I am trying to use regex in Java to extract contents out of a multiline string that is between 2 tags. For example, the content may look like this:
--_000_CAKETFEgg78oKKJPNySnxF4BgQoh9ifHP4XzXGeJddUvOtz5wmailgm_
Content-Type: text/plain; charset="iso-8859-1"
Content-Transfer-Encoding: quoted-printable
hello test
...
..
!@#!@%$#^%$&*^(*)*()
..
..
..
..
--_000_CAKETFEgg78oKKJPNySnxF4BgQoh9ifHP4XzXGeJddUvOtz5wmailgm_
Content-Type: text/html; charset="iso-8859-1"
Content-Transfer-Encoding: quoted-printable
hello test<br><br>..<br>!@#!@%$#^%$&*^(*)*()<br>.<br><br>.<br>.<br>.<br><br><br><br>.<br><br>
--_000_CAKETFEgg78oKKJPNySnxF4BgQoh9ifHP4XzXGeJddUvOtz5wmailgm_
I want to extract just the contents between the --_000_CAKETFEgg78oKKJPNySnxF4BgQoh9ifHP4XzXGeJddUvOtz5wmailgm_ boundaries.
I used a regular expression that looks like this: --_000_CAKETFEgg78oKKJPNySnxF4BgQoh9ifHP4XzXGeJddUvOtz5wmailgm_\n?[.\n]+\n?--_000_CAKETFEgg78oKKJPNySnxF4BgQoh9ifHP4XzXGeJddUvOtz5wmailgm_
But it doesn’t work. What should my regular expression be to extract the content? Also, when extracting, would the boundary tags be included together with the content?
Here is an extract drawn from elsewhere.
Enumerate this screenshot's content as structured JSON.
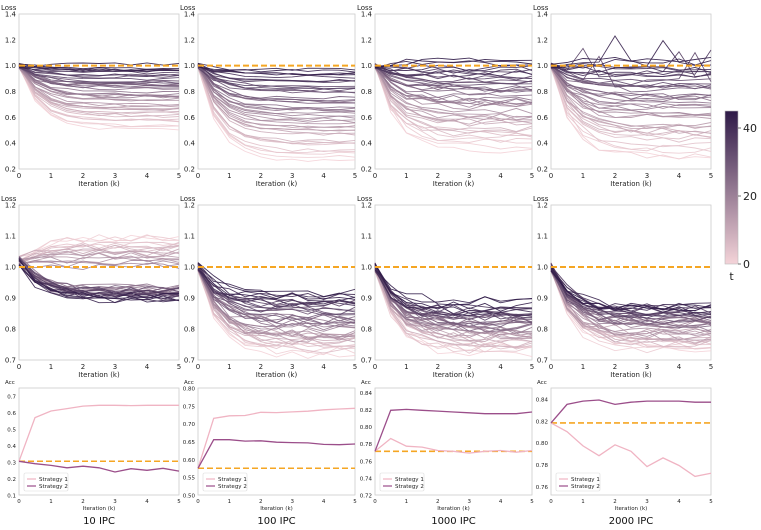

I would highly recommend not to use regular expressions for parsing. They are not well suited for that. Just write a parser that iterates over your input, searches for the start tag, sets a flag, records all following lines, recognizes the end tag and resets the flag. Easily done and much more flexible than regex.